- Flávio Bolsonaro afirmou que pretende formar uma maioria de direita no Congresso para votar mudanças constitucionais, alinhada ao presidente, com quórum suficiente para evitar decisões monocráticas.
- O anúncio foi feito durante o evento Eloos Itatiaia, em Belo Horizonte, voltado ao agronegócio, onde também defendeu redução drástica de ministérios e da máquina pública.
- O senador disse que, com uma maioria constitucional, o governo de direita poderia trazer previsibilidade a questões de demarcação de terras, áreas de preservação e licenciamentos ambientais, citando impactos na infraestrutura.
- Flávio criticou o governo de Luiz Inácio Lula da Silva, afirmando que o agronegócio está endividado por gastos públicos, e que a arrecadação seria elevada pela criação de novos tributos ou aumento de impostos existentes.
- Entre propostas, o senador mencionou desburocratização, venda de participações do governo em empresas privadas e uso de ativos da União para reduzir impostos e financiar infraestrutura, sem prejudicar a população vulnerável.
O pré-candidato à Presidência, senador Flávio Bolsonaro (PL-RRJ), afirmou em Belo Horizonte que pretende formar uma maioria de direita no Congresso para aprovar mudanças constitucionais com quórum suficiente. Segundo ele, esse alinhamento evitaria decisões monocráticas que prejudicam projetos de infraestrutura, como a Ferrogrão.
A declaração foi feita no evento Eloos Itatiaia, dedicado ao agronegócio. Flávio defendeu a redução drástica do número de ministérios e da máquina pública, defendendo maior previsibilidade para investimentos no país.
Segundo o senador, a atuação de um Congresso majoritariamente alinhado ao governo de centro-direita facilitaria decisões dentro de limites constitucionais.
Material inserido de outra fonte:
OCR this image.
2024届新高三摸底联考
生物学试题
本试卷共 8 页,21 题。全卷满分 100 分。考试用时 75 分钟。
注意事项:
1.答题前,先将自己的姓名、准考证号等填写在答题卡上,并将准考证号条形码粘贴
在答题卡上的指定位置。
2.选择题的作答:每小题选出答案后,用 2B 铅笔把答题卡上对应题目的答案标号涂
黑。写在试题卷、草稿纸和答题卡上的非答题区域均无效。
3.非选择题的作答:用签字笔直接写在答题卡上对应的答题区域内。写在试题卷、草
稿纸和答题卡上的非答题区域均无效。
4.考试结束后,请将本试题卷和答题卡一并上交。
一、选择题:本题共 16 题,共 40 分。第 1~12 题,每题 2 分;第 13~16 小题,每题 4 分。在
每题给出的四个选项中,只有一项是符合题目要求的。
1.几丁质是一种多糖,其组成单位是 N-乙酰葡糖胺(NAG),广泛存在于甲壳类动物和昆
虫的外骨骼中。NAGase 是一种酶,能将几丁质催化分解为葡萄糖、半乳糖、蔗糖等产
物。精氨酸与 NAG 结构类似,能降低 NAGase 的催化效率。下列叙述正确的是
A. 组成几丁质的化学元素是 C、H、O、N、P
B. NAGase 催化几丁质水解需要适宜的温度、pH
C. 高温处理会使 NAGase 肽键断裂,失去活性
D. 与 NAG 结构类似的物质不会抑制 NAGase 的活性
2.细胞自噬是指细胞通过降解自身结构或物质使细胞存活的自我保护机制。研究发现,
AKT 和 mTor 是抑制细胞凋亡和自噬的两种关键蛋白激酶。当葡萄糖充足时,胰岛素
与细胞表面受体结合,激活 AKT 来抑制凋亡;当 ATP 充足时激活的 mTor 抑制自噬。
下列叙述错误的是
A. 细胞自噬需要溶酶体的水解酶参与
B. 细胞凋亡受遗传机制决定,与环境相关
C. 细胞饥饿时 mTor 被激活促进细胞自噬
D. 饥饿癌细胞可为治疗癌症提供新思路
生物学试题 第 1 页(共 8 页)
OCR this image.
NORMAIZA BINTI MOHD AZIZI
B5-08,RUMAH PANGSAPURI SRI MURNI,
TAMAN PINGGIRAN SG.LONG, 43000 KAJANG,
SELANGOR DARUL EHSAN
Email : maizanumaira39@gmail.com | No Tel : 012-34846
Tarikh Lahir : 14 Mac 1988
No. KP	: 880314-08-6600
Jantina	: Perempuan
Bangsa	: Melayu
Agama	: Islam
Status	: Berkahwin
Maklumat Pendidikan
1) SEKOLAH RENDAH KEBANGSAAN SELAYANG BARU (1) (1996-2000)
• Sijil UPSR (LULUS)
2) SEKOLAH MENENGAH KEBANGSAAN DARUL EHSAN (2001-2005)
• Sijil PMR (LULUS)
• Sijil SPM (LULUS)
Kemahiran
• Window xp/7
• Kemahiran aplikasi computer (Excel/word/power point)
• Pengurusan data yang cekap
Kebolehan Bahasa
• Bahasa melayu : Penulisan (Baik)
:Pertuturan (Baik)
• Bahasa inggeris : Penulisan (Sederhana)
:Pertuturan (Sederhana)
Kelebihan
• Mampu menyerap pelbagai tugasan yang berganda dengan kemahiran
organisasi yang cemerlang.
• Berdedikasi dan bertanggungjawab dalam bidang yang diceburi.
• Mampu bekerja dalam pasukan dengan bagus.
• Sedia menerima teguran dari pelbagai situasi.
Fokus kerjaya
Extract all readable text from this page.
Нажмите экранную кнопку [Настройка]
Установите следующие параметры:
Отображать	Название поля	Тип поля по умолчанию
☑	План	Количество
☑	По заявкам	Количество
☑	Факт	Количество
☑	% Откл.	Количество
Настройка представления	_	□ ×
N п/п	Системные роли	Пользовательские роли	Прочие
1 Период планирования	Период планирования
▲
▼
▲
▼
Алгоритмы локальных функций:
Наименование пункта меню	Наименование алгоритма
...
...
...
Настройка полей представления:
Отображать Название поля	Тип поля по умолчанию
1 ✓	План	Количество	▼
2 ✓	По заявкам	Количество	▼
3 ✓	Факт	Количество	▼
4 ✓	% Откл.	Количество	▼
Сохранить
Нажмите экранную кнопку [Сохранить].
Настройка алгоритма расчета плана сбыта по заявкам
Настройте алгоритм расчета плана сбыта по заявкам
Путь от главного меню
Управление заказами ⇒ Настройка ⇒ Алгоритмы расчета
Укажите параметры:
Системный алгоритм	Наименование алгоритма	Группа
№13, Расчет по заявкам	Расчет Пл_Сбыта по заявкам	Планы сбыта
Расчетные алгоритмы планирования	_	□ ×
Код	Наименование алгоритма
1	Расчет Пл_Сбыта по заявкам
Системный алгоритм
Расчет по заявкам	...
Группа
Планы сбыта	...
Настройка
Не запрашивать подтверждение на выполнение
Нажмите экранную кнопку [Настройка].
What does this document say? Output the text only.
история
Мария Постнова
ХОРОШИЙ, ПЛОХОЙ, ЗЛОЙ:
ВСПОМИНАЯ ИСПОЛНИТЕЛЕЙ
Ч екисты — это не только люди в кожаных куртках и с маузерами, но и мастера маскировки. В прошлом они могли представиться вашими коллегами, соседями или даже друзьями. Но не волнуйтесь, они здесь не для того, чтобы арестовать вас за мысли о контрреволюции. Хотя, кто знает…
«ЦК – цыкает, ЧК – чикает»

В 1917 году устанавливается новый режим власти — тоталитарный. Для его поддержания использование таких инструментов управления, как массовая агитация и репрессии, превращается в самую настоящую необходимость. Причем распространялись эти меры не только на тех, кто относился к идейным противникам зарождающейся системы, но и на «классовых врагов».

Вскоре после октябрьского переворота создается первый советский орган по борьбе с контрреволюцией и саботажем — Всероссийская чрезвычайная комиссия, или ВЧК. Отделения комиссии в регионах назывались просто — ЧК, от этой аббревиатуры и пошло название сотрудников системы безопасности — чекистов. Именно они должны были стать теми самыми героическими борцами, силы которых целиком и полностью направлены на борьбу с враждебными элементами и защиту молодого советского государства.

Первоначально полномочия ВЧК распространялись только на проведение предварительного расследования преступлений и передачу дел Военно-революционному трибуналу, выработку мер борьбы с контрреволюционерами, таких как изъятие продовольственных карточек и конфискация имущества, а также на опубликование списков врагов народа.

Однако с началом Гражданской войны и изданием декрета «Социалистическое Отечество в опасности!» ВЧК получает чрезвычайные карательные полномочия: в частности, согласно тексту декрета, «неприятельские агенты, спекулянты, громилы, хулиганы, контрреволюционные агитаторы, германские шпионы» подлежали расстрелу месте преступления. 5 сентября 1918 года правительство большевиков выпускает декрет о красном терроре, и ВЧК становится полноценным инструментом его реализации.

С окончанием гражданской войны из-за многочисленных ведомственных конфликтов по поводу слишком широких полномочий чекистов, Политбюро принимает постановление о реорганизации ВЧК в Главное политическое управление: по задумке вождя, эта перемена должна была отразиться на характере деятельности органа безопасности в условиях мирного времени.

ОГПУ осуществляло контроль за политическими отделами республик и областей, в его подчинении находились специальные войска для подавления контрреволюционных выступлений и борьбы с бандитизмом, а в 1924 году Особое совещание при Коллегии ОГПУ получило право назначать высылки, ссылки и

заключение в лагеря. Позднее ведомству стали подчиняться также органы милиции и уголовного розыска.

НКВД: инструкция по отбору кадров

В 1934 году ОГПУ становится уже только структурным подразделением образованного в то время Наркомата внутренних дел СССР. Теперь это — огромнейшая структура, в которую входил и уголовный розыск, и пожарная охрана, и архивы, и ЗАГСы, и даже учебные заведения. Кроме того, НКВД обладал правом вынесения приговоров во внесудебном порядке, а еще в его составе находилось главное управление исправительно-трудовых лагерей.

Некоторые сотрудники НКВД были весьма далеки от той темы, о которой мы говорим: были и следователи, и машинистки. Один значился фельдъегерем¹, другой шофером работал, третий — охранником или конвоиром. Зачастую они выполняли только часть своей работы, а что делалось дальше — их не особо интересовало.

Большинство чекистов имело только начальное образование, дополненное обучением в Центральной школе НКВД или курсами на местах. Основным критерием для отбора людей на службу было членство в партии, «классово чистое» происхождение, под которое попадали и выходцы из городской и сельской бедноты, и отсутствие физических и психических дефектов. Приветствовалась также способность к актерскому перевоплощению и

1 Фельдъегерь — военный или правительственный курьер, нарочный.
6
Ele citou áreas como demarcação de terras, preservação ambiental e licenciamentos, apontando insegurança jurídica como entrave.
Ainda durante a exposição, Flávio relatou feedback de investidores internacionais que veem o Brasil como potencial fornecedor global de alimentos, mas não investem devido à insegurança jurídica, à corrupção e à instabilidade regulatória.
O parlamentar argumentou que mudanças na legislação não podem ocorrer a cada ano ou por variações de ministros do STF, o que, na visão dele, afeta planejamento tributário e negócios de longo prazo.
Desburocratização e reformas
Flávio ressaltou a necessidade de desburocratizar a máquina pública e sugeriu criar uma secretaria dedicada ao tema. Ele também propôs vender participações do governo em empresas privadas para aumentar a caixa público.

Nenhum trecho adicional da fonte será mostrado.